Lucentis, another anti-VEGF drug, is due to be licensed in early 2007.

The wet form of AMD, which can cause a loss of central vision and altered colour perception, affects 10% of sufferers but accounts for 90% of blind registrations due to the disease.

It can cause blindness in as little as three months.

Although it mainly occurs in the over 65s, occasionally younger people can be affected.

It is not known what causes it but risk factors include age, smoking and family history.

Macugen targets VEGF (vascular endothelial growth factor), a protein that helps the formation of new blood vessels.

If there is too much VEGF in the eye, it can cause a proliferation of blood vessels and fluid leakage, the characteristics of wet AMD.

Steve Winyard, Head of Campaigns at the Royal National Institute of the Blind (RNIB) and co-author of the report, said, "This report confirms what we have long suspected and what wet AMD patients have been telling us - that PCTs are refusing to fund a licensed treatment, even though it could save patients' sight.

'Condemned to blindness'

"Fifty people a day are being condemned to blindness - the actions of the PCTs are simply unacceptable.

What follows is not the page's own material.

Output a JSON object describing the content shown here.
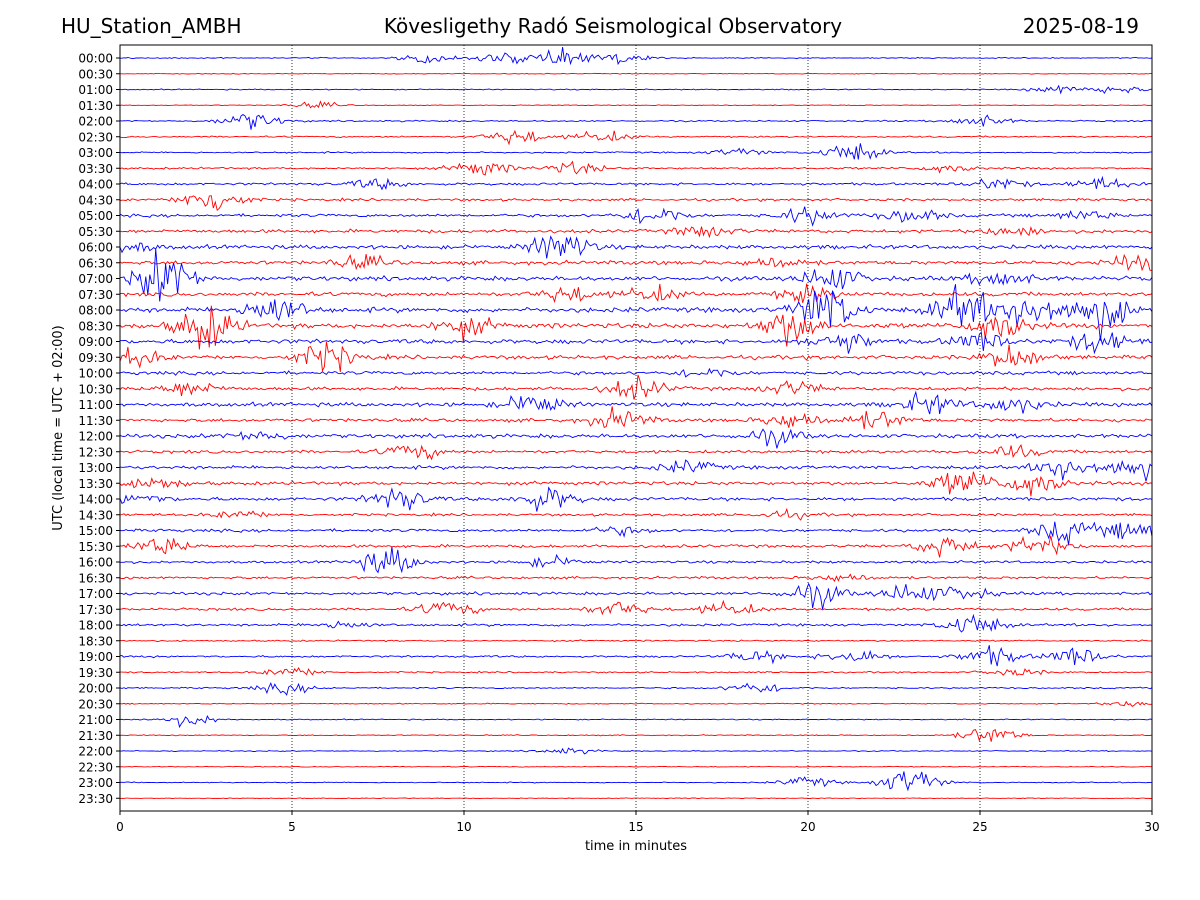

"Health officials are only fooling themselves if they think they can save money by refusing to fund anti-VEGF treatments. The cost to the state of supporting someone with sight loss far outweighs the cost of treatment."

But the Royal College of Ophthalmologists warned that funding of treatment was not the only issue.

They said since the new drugs need to be injected every four to six weeks, a plan to cope with extra demand needs to be implemented urgently.

Brenda Billington, president of the college said: "There are an estimated 25,000 new AMD patients every year - every patient will need to be seen eight to 12 times a year - and these patients are likely to be reliant on regular injections for several years.

"The Royal College of Ophthalmologists calls on the government to think carefully about the need to increase clinic space, and provide new ophthalmologists, nurses, optometrists and clerks to cope with demand.

"Otherwise, administering these new and effective new drugs will be at the expense of looking after other patients with cataracts, glaucoma and diabetes."